Which allowed me to have lots of positive experiences with it so I like it now. But I did not watch it on TV as it aired because it didn't fit my Taste in that TV format.
Then I got the DS9 DVDs, and things changed for me there too. I didn't have to watch the long and boring war if I didn't want to. I could watch a Jadzia episode or a Bashir episode... or even better... A GARAK EPISODE! And slowly the more I found I could like the more I developed appreciation for the parts I had previously disliked. But I would never have been interested in watching it as a weekly TV show. Taste.
So my take on franchise fatigue is that it doesn't exist. People will watch what they like if there is Time in their lives to watch it. Taste, Time, & Life intrusions are the mitigating factors to me.
And with StarTrek 'age' gives or takes away Time, e.g., dating, work, retired, still in K-12, family raising, no social network, extensive social network, etc.
Personal taste in the viewer's vision of what they enjoy & want from StarTrek lends interest or lack there-of.
Life adds family illness or problems, financial difficulties, working two or three jobs, too busy, etc.
Nope, I do not nor do my Real Time ST watcher friends perceive that franchise fatigue exists. Blaming this is simplistic to me and factors out everything else that comes into play when watching/not watching something.
Law&Order has been airing in one series or several simultaneously for 15 straight years. Each in simultaneous re-runs nearly that long too.
Stargate aired for 13 straight yearswith two series overlapping for three years, and years of re-runs and movies and videos going on at the same time between them.
NCIS has been airing for 12 straight years so far with sometimes three series running simultaneously. And they also run heavy in re-runs simultaneously.
CSI has been airing for 15 straight years so far with sometimes three series running simultaneously, and a new one is getting ready to start in March. Without even going into how many re-runs of all the series run simultaneously now.
Supernatural has been airing for 10 straight years so far, with re-runs going all the time.

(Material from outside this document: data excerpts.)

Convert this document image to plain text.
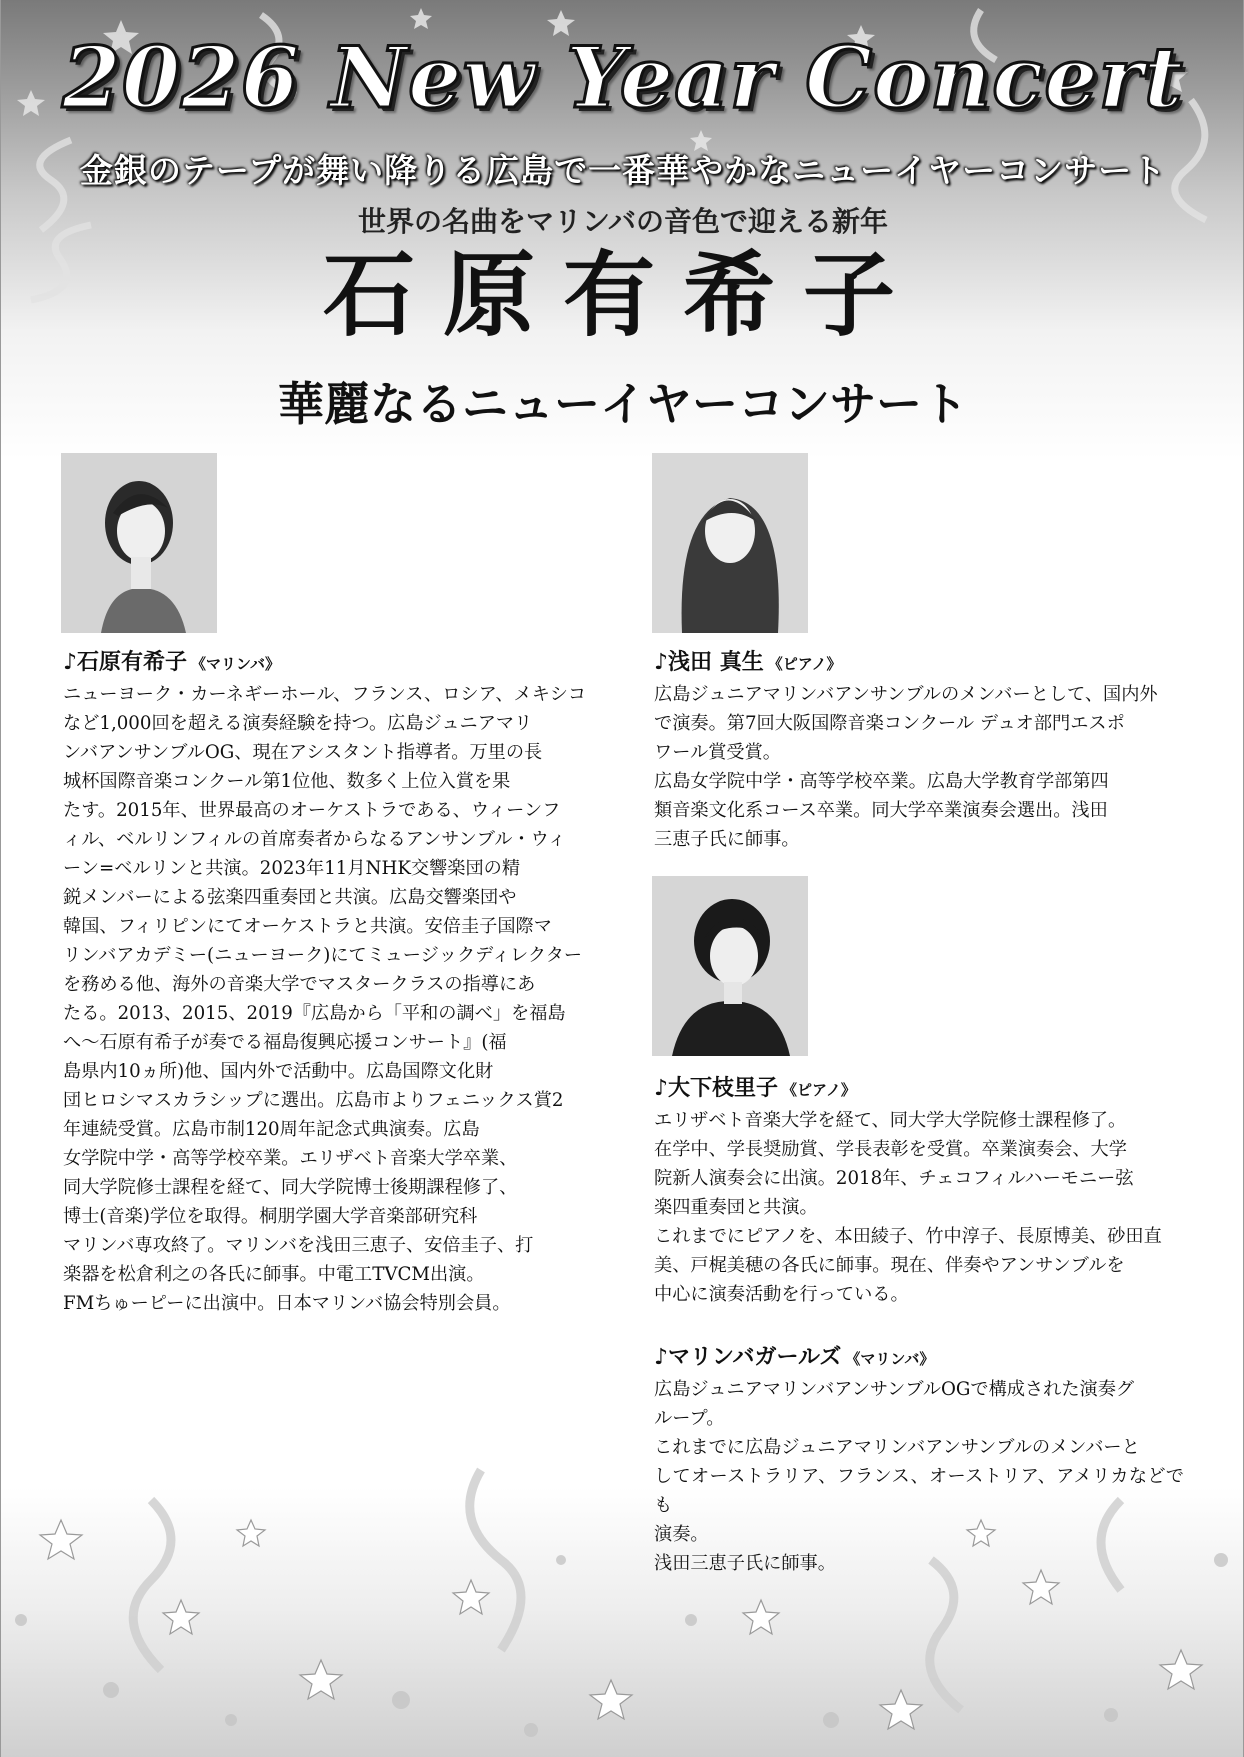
2026 New Year Concert
金銀のテープが舞い降りる広島で一番華やかなニューイヤーコンサート
世界の名曲をマリンバの音色で迎える新年
石原有希子
華麗なるニューイヤーコンサート
♪石原有希子 《マリンバ》
ニューヨーク・カーネギーホール、フランス、ロシア、メキシコ
など1,000回を超える演奏経験を持つ。広島ジュニアマリ
ンバアンサンブルOG、現在アシスタント指導者。万里の長
城杯国際音楽コンクール第1位他、数多く上位入賞を果
たす。2015年、世界最高のオーケストラである、ウィーンフ
ィル、ベルリンフィルの首席奏者からなるアンサンブル・ウィ
ーン=ベルリンと共演。2023年11月NHK交響楽団の精
鋭メンバーによる弦楽四重奏団と共演。広島交響楽団や
韓国、フィリピンにてオーケストラと共演。安倍圭子国際マ
リンバアカデミー(ニューヨーク)にてミュージックディレクター
を務める他、海外の音楽大学でマスタークラスの指導にあ
たる。2013、2015、2019『広島から「平和の調べ」を福島
へ〜石原有希子が奏でる福島復興応援コンサート』(福
島県内10ヵ所)他、国内外で活動中。広島国際文化財
団ヒロシマスカラシップに選出。広島市よりフェニックス賞2
年連続受賞。広島市制120周年記念式典演奏。広島
女学院中学・高等学校卒業。エリザベト音楽大学卒業、
同大学院修士課程を経て、同大学院博士後期課程修了、
博士(音楽)学位を取得。桐朋学園大学音楽部研究科
マリンバ専攻終了。マリンバを浅田三恵子、安倍圭子、打
楽器を松倉利之の各氏に師事。中電工TVCM出演。
FMちゅーピーに出演中。日本マリンバ協会特別会員。
♪浅田 真生 《ピアノ》
広島ジュニアマリンバアンサンブルのメンバーとして、国内外
で演奏。第7回大阪国際音楽コンクール デュオ部門エスポ
ワール賞受賞。
広島女学院中学・高等学校卒業。広島大学教育学部第四
類音楽文化系コース卒業。同大学卒業演奏会選出。浅田
三恵子氏に師事。
♪大下枝里子 《ピアノ》
エリザベト音楽大学を経て、同大学大学院修士課程修了。
在学中、学長奨励賞、学長表彰を受賞。卒業演奏会、大学
院新人演奏会に出演。2018年、チェコフィルハーモニー弦
楽四重奏団と共演。
これまでにピアノを、本田綾子、竹中淳子、長原博美、砂田直
美、戸梶美穂の各氏に師事。現在、伴奏やアンサンブルを
中心に演奏活動を行っている。
♪マリンバガールズ 《マリンバ》
広島ジュニアマリンバアンサンブルOGで構成された演奏グ
ループ。
これまでに広島ジュニアマリンバアンサンブルのメンバーと
してオーストラリア、フランス、オーストリア、アメリカなどでも
演奏。
浅田三恵子氏に師事。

Bones has been airing for 10 straight years so far, with re-runs going all the time.
These seem to me to be reasonable evidence that lends support to this hypothesis.

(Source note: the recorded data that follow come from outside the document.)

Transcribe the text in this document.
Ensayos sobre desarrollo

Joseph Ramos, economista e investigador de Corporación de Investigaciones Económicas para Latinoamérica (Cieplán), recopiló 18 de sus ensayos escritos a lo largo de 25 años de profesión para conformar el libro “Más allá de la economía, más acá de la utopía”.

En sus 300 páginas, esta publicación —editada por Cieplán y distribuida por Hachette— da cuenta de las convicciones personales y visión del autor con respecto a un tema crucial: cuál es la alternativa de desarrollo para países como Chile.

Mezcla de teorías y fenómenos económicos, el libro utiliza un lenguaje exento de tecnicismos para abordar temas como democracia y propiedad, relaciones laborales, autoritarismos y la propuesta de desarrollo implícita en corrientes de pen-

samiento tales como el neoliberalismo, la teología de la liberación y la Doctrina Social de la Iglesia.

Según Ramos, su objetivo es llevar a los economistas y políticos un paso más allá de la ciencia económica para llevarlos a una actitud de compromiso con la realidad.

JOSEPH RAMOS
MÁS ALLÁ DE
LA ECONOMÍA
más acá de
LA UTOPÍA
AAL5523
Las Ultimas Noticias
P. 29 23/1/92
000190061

Anyway, that's my experience. Me and my friends I mean.
There is a tendency I think to look at ST decline in isolation (i.e, it was a TV only thing.) But the 1990s also marked the introduction of some serious competition for one's discretionary time. Don't forget, that decade saw the introduction of the Web, the mainstreaming of PC games, and the advent of modern gaming consoles.
Right! Those ARE very strong factors!